I’m still adjusting to everything that’s changed. The nature of the change is not immediately apparent. Historian Barbara Tuchman wrote that in the wake of the Black Plague, survivors found themselves “neither destroyed nor improved,” and we are still in the process of identifying our change through negative definitions. It’s not this, but I can’t really say it’s that.

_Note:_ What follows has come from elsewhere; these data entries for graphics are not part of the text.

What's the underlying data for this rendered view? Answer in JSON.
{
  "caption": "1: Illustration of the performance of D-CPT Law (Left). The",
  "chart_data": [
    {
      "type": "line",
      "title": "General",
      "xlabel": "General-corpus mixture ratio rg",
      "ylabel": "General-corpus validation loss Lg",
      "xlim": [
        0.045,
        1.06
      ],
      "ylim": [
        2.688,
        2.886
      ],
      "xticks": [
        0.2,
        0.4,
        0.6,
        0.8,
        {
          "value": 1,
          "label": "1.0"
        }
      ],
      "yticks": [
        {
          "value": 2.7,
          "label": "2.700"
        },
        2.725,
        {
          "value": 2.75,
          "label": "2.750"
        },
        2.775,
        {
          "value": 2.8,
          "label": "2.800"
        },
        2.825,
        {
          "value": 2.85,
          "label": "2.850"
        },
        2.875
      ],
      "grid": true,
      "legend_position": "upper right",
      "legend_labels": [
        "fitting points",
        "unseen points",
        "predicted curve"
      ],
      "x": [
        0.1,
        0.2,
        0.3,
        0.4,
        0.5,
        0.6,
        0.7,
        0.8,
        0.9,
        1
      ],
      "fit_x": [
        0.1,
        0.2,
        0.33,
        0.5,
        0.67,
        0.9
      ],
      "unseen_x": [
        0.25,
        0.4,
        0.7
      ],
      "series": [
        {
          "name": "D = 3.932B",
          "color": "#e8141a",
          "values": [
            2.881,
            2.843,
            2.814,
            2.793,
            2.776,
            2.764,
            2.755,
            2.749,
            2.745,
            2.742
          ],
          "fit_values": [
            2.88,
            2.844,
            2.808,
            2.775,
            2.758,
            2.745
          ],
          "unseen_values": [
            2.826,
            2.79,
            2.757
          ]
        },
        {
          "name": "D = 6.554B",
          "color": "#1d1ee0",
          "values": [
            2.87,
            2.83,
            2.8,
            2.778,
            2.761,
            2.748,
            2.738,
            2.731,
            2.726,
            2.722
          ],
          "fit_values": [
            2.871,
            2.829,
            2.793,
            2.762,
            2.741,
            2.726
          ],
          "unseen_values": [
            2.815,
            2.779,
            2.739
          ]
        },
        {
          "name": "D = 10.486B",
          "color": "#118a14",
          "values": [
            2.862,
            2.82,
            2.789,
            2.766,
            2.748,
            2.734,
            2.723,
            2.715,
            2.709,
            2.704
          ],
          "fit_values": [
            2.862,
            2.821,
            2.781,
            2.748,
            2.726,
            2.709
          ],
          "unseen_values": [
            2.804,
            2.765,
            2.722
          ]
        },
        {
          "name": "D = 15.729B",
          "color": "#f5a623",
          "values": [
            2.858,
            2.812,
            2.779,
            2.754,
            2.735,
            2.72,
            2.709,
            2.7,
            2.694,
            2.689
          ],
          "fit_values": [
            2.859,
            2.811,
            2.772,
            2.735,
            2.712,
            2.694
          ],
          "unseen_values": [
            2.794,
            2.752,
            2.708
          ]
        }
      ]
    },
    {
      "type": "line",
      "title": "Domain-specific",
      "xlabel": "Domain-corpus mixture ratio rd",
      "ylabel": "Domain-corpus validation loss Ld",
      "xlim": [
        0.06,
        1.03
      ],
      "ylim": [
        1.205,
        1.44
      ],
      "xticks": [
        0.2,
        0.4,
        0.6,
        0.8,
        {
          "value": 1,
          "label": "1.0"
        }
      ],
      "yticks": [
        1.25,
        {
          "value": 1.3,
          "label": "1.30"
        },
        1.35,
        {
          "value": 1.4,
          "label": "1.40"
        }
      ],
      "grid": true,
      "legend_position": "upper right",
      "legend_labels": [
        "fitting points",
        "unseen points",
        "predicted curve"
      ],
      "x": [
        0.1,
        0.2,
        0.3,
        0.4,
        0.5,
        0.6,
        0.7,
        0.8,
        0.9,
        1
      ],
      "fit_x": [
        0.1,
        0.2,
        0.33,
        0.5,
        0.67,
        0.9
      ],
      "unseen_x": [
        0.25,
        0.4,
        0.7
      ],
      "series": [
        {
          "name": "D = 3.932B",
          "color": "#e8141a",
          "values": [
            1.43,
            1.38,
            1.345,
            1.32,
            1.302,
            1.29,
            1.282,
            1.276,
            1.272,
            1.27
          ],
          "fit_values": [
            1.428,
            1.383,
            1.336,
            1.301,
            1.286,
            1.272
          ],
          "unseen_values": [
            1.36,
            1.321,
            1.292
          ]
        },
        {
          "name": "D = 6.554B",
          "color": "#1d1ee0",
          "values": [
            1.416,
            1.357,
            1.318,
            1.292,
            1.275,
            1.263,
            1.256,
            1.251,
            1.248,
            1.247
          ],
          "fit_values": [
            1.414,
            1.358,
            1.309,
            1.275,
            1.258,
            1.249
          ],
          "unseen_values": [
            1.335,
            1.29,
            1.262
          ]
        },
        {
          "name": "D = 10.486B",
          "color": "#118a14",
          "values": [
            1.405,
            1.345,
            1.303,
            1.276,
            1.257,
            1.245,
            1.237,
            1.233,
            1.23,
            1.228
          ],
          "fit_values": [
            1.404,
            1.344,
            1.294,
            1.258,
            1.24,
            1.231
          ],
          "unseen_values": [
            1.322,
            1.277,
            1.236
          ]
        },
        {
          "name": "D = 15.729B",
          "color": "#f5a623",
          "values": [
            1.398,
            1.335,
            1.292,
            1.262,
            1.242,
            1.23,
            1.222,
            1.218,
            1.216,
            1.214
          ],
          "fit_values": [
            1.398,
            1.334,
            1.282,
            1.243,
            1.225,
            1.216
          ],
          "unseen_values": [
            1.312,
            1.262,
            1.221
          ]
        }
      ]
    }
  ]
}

There is a consistent coolness to Yaegashi’s paintings. Not cool as an arbiter of cultural cache, but the measure of a cerebral temperature. Yaegashi drafts color piles onto one another, arresting attention without needing to court it. In “Purple” (2021) the composition is made up of a single inky aubergine, striped across the small canvas with wide lines of varying pressure, creating tones out of shape as the weave of the off-white canvas underneath comes through. “Season With…” (2021) is a block of gray flanked by two bars of bright blue. The composition is simple enough, yet the reward of scrutiny yields rich detail — the ridges that rise between the butting of brushstrokes, the shocks of bright near the corners of the frame, where having surpassed the boundaries of its dark underpainting, her blue makes a new version of itself known.

I just finished reading Don DeLillo’s "Point Omega," a slim novel about what art and war can do to one’s sense of time. The former is generally within our control, the latter, usually without. His style is simple; the devastation lies in what he chooses to describe. Good writing, I’ve been told, is showing, not telling. What I love about DeLillo’s writing is how he identifies the purple black fog of disaster in the small turnover of details. Trader Joe’s runs out of spinach every day by 10 am. The artist now paints orange trees. The respective titles of Yaegashi’s shows with Parrasch Heijnen — "Fixed Point Observation" in 2017 and "purple, black, fog" currently — do subtly imply a change has taken place, located not in the paint but in the one who meditates on it. Her work has not drastically changed in the face of disaster, but I have.